Becker weiß, wovon er spricht: Er war Abteilungsleiter beim Landeskriminalamt in Düsseldorf (LKA), davor leitete er die Kriminalinspektion "Organisierte Kriminalität" bei der Polizei in Köln, er kennt das Land und die Region. Beim LKA führte er die Abteilung "Staatsschutz" und hatte es mit islamistischen Extremisten zu tun. Dass es in NRW noch zu keinem "vollendeten" Anschlag gekommen ist, bezeichnet er im Interview mit dem Kölner Stadt-Anzeiger ein Stück weit als "Glück".

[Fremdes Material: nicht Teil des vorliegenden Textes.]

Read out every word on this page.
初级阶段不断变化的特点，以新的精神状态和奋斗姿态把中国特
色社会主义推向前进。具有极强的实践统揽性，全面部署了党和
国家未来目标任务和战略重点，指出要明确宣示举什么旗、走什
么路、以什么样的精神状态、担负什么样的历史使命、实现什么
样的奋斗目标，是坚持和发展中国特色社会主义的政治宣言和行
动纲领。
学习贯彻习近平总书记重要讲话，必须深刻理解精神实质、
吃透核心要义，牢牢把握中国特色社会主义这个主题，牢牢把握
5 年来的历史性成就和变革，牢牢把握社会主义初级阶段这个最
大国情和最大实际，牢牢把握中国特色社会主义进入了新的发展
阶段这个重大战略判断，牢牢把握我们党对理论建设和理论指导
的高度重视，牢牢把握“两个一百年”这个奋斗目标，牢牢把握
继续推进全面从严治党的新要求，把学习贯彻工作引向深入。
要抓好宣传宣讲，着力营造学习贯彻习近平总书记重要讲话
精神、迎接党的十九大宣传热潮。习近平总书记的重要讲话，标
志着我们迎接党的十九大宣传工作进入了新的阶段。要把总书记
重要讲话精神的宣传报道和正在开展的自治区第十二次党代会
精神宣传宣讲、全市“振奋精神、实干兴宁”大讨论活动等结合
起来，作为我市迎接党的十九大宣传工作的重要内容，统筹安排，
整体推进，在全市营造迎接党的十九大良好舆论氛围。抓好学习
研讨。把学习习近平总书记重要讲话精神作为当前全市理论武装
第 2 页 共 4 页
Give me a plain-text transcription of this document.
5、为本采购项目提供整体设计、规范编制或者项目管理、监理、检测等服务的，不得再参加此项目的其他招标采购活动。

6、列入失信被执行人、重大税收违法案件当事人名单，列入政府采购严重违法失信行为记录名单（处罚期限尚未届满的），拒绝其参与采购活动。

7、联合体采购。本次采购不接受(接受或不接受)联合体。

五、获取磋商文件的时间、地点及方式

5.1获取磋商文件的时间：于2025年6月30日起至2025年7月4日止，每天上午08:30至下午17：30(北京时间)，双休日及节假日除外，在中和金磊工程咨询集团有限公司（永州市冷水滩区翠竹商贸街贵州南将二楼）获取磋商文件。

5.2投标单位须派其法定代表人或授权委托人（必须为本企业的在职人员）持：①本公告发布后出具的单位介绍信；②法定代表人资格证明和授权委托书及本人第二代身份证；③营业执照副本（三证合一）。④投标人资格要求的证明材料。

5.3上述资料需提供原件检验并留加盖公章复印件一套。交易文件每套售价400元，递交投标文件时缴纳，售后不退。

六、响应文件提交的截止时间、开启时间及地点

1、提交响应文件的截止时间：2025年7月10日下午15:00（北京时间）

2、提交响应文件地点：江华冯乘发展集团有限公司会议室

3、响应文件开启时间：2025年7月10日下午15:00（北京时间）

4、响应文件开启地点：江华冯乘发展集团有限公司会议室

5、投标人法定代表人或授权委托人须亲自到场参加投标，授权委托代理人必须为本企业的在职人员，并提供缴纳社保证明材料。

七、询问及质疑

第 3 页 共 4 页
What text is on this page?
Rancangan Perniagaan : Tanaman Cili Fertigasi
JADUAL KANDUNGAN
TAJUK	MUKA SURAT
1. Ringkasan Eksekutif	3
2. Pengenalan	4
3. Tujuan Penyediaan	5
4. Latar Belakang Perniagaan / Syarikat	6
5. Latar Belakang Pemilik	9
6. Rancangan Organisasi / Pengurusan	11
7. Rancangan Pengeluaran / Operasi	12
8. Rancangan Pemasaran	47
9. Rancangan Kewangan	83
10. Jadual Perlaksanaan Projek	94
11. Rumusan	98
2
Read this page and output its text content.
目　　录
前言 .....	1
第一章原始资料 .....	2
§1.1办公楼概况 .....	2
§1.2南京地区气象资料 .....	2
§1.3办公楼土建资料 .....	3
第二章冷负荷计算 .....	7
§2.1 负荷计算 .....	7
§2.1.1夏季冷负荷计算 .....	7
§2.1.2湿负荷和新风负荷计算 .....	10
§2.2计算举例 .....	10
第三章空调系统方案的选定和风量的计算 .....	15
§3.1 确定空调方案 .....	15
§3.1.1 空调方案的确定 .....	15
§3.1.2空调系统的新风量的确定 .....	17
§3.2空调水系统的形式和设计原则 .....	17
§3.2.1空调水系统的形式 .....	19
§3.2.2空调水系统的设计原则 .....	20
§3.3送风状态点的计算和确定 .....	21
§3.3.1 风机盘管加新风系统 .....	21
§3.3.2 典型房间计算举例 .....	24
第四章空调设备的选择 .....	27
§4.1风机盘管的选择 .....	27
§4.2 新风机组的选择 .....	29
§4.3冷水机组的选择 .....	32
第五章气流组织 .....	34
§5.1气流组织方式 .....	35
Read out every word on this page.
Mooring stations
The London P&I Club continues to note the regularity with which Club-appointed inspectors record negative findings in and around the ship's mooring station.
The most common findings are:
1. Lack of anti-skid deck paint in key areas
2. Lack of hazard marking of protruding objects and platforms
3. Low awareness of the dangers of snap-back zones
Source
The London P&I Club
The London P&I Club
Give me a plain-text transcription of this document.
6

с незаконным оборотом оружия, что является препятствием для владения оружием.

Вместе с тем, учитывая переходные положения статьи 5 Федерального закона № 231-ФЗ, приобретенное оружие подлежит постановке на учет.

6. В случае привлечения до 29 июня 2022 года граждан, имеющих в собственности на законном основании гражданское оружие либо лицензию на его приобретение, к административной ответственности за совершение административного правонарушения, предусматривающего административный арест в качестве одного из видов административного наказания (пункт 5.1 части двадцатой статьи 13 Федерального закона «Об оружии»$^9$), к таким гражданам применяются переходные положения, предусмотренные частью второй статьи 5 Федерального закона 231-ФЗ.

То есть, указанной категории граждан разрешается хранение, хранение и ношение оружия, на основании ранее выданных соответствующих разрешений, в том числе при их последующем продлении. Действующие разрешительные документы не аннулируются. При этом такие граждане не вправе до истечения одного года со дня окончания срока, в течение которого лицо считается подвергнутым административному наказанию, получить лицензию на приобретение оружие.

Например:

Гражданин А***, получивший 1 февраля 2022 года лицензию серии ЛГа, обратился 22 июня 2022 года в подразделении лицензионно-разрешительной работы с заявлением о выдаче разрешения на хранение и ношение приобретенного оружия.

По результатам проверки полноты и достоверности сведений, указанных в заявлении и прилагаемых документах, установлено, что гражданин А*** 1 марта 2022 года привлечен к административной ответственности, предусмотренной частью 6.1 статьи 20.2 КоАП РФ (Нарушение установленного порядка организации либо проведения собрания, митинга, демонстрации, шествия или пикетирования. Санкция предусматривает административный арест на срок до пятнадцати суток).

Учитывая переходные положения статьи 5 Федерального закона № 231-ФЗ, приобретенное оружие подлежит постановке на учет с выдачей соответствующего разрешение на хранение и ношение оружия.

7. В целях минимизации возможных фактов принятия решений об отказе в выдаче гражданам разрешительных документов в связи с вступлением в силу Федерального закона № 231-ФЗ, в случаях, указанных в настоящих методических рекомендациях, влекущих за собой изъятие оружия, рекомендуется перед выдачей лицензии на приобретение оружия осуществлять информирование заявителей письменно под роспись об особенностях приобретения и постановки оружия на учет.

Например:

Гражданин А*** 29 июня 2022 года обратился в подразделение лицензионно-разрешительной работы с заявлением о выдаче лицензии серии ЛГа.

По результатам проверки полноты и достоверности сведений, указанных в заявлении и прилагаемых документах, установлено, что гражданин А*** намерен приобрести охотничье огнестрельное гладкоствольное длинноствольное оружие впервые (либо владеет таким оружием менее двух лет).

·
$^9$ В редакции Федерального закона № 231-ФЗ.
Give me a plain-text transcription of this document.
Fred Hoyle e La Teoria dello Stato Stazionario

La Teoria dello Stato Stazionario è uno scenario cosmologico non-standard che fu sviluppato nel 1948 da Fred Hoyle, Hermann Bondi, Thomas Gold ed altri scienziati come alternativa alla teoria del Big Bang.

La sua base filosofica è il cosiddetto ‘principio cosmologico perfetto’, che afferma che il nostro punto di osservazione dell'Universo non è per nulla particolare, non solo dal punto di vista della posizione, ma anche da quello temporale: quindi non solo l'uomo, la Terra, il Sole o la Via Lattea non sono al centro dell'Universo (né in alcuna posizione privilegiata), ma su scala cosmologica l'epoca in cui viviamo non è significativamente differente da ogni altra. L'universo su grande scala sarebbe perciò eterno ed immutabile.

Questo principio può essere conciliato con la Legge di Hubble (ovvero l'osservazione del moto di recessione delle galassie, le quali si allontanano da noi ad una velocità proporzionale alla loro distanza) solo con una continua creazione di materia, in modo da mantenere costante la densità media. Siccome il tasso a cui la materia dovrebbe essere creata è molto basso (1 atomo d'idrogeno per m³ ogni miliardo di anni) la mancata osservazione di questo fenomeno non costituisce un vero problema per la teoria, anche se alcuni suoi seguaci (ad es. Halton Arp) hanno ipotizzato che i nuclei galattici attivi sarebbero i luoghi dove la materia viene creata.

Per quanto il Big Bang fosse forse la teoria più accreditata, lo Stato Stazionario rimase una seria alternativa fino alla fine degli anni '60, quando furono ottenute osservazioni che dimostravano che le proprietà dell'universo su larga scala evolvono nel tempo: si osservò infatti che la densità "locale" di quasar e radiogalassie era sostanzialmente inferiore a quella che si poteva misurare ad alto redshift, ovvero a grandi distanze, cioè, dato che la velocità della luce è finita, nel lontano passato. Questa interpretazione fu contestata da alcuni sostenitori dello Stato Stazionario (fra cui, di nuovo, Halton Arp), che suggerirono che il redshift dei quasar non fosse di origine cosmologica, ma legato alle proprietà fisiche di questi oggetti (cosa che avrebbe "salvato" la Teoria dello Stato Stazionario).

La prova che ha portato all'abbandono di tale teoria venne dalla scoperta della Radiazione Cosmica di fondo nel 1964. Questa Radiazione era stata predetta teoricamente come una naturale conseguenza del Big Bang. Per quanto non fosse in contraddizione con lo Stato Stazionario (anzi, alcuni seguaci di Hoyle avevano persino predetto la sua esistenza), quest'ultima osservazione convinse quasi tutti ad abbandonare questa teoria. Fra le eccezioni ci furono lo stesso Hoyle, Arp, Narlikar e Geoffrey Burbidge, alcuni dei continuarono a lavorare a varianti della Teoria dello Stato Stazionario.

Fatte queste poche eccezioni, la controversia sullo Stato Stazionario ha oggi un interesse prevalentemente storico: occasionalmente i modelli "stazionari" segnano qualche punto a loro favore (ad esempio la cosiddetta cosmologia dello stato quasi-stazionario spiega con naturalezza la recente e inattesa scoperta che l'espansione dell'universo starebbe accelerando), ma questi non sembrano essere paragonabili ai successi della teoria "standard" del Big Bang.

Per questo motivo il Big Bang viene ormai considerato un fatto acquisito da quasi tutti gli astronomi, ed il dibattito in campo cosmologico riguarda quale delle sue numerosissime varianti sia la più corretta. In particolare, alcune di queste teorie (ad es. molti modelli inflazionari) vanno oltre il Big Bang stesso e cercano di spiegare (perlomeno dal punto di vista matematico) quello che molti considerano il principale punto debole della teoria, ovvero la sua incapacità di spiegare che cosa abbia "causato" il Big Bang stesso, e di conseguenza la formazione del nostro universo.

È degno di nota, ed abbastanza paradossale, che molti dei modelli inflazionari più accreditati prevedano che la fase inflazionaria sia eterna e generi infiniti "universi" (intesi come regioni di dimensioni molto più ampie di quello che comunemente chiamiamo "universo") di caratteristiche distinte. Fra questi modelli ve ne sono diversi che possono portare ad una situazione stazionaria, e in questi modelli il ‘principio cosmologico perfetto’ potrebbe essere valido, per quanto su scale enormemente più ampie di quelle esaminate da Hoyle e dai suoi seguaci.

"Ein abgestuftes, ganz perfides Verfahren" mit dem Ziel: Ab nach Syrien, um dort für den Dschihad zu kämpfen. Bild: IS

Foreign Fighters: Beim Anwerben hilft das Internet

Islamisten wie Ibrahim Abou-Nagie, der dadurch auffiel, dass er mit einer Koran-Verteilaktion in NRW Leute für den Dschihad rekrutieren wollte, nennt Becker "geistige Brandstifter". Sie präsentierten jungen Interessierten eine geistige Heimat, lieferten ihnen jedoch nur "einfache Wahrheiten". Becker nennt das "ein abgestuftes, ganz perfides Verfahren" mit dem Ziel: Ab nach Syrien, um dort für den Dschihad zu kämpfen. Beim Anwerben hilft das Internet.

"Foreign Fighters" nennen die Behörden deutsche Staatsangehörige, die zum islamistisch-dschihadistischen Personenspektrum zählen und aus Deutschland in die Krisenregionen ausreisen, um sich dort an Kampfhandlungen zu beteiligen. Als Rückkehrer sind sie dann oft besonders gefährlich, weil verroht und kampferprobt.

Zunehmend reisen aber auch junge Frauen aus. Die Mädchen, so Stephan Becker, werden "quasi turboradikalisiert: Heute shoppen sie noch Klamotten, morgen sind sie voll verschleiert." Unter den Geköderten seien längst nicht nur "Mädchen mit Migrationshintergrund", sondern auch "welche mit deutschem Pass". Becker weiß von entsetzten Eltern zu berichten, die um Hilfe suchen: "Meine Tochter will in den Dschihad ziehen -". "Und dann sind die Mädchen plötzlich verschwunden".

"Tickende Zeitbomben"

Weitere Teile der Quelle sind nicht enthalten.